There are many risk factors for PTDM. Many have preexisting risks, such as family history and obesity. History of hepatitis C infection also greatly increases risk after all types of organ transplant. After kidney transplant, individuals who receive a deceased donor graft are at higher risk for diabetes compared with those who receive a living donor graft. Risk varies with cause of renal failure, with those having hypertensive kidney disease and polycystic kidney disease at higher risk. There are several other candidate genes for risk after kidney transplant, including vitamin D receptor polymorphisms. A steatotic liver graft and a history of hepatitis or cirrhosis also increases risk after liver transplant. Finally, and most importantly, many of the immunosuppressant medications that are used for transplant also contribute to risk.

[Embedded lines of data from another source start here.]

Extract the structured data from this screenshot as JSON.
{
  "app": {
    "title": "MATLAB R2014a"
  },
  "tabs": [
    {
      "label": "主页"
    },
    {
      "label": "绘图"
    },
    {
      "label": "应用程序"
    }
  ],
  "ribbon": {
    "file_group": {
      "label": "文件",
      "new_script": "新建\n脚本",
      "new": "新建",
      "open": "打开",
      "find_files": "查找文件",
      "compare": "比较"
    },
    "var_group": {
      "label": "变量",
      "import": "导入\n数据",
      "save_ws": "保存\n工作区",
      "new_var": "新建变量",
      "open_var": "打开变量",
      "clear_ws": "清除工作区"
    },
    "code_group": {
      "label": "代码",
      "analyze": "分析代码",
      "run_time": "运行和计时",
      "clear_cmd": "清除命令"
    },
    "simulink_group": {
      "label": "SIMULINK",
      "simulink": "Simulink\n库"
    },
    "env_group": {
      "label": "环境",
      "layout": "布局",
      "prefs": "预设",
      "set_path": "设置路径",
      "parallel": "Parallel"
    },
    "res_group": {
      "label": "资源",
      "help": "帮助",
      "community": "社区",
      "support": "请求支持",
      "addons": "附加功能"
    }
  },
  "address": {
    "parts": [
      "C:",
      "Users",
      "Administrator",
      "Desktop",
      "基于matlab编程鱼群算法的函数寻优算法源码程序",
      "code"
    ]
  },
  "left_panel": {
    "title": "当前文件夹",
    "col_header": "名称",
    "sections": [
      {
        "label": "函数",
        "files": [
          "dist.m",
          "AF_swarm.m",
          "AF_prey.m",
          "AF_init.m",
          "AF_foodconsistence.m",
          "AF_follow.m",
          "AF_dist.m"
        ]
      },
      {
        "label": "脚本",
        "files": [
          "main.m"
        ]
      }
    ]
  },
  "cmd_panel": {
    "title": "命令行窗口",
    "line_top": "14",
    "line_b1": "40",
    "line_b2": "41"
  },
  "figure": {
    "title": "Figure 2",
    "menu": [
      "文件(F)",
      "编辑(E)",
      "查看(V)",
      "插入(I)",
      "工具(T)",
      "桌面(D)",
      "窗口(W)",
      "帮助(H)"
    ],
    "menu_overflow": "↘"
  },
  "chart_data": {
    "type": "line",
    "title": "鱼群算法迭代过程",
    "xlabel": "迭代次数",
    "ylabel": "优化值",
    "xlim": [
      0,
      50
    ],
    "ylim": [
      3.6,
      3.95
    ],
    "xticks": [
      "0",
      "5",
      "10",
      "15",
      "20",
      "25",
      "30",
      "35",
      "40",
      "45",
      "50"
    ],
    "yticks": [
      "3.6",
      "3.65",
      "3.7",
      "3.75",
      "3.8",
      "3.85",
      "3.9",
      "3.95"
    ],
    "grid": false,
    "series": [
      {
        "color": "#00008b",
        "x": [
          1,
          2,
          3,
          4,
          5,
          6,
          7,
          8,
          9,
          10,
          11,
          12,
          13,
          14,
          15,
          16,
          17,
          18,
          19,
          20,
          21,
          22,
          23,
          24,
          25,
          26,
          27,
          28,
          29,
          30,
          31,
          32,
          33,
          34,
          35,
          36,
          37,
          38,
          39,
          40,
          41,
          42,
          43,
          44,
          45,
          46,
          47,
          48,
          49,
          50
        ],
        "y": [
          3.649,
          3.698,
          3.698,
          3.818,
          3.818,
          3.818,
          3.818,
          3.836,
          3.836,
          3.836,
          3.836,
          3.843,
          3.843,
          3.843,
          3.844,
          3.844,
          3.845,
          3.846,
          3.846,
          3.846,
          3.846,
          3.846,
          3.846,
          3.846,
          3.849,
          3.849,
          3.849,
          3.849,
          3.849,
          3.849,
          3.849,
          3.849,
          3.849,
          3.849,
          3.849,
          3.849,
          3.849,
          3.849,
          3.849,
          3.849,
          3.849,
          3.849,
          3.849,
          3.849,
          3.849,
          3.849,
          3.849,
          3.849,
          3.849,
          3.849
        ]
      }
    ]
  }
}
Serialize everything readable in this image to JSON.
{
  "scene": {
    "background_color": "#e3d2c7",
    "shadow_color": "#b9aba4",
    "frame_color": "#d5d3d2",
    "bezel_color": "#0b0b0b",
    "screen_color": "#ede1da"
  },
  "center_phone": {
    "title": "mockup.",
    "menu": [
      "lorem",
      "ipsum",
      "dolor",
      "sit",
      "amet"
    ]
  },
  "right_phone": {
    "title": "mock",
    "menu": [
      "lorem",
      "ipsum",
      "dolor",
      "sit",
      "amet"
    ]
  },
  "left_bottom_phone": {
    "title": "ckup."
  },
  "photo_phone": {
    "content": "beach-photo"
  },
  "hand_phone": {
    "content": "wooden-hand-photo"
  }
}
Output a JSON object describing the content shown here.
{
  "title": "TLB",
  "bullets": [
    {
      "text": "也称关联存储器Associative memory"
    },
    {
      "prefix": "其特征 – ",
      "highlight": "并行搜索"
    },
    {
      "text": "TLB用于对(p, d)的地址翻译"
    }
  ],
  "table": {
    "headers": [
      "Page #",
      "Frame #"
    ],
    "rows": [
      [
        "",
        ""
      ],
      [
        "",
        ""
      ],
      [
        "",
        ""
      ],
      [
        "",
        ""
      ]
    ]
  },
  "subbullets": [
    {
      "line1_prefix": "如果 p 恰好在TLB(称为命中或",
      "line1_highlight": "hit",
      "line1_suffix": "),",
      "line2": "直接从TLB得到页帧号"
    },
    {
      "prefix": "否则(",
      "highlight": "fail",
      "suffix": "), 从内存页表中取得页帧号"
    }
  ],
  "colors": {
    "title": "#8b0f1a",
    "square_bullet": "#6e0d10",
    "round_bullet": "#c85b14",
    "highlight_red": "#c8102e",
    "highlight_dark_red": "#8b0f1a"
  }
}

High-dose corticosteroids are associated with the highest risk for post-transplant diabetes. Other immunosuppressant agents also contribute to risk. The calcineurin inhibitors, tacrolimus more than cyclosporine, decrease insulin secretion and increase β-cell apoptosis. Sirolimus causes insulin resistance and later β-cell apoptosis as well. “However, the immunosuppression regimen should not be chosen with the hopes of avoiding diabetes. The primary goal of immunosuppression is to prevent rejection, because rejection [of the graft] has an even great impact,” Dr. Larsen said.

In PTDM, the diabetes goal is an HbA1C <7%. However, the approach to treatment is complex because of greater insulin resistance, changing glomerular filtration rate (GFR), frequent interruptions in eating, and drug-drug interactions. Metformin is contraindicated in most patients because of low GFR, frequent infections, and need for frequent contrast procedures. Sulfonylureas should be used only when the GFR is adequate because of the risk of hypoglycemia (>40 mL/min). Thiazolidinediones should be avoided after heart or liver transplantation. Exenatide should be avoided, because nausea can be more severe with renal insufficiency, and its impact on immunosuppressant drug absorption has not been well studied. In the end, most patients with PTDM will require insulin. As many transplant recipients have a lower GFR, their risk for hypoglycemia is higher; therefore short-acting insulins are preferable. Insulin should be tailored to the patient's eating pattern, and requirements can change rapidly.

Dr. Larsen emphasized the need for clinicians to evaluate the patient's feet, as neuropathy may not completely resolve and infections can develop much faster in the setting of immunosuppression. For this reason, patients should also be educated about the importance of foot care. Regular eye care is still important, because corticosteroids increase the risk of cataracts, and immunosuppression can increase the risk for eye infections as well.

Early recognition of PTDM leads to better control of HbA1C. Ideally, screening for diabetes should begin at the transplant evaluation and continue at least annually after transplant with fasting glucose and HbA1C. Dr. Larsen stressed the need for team management of PTDM.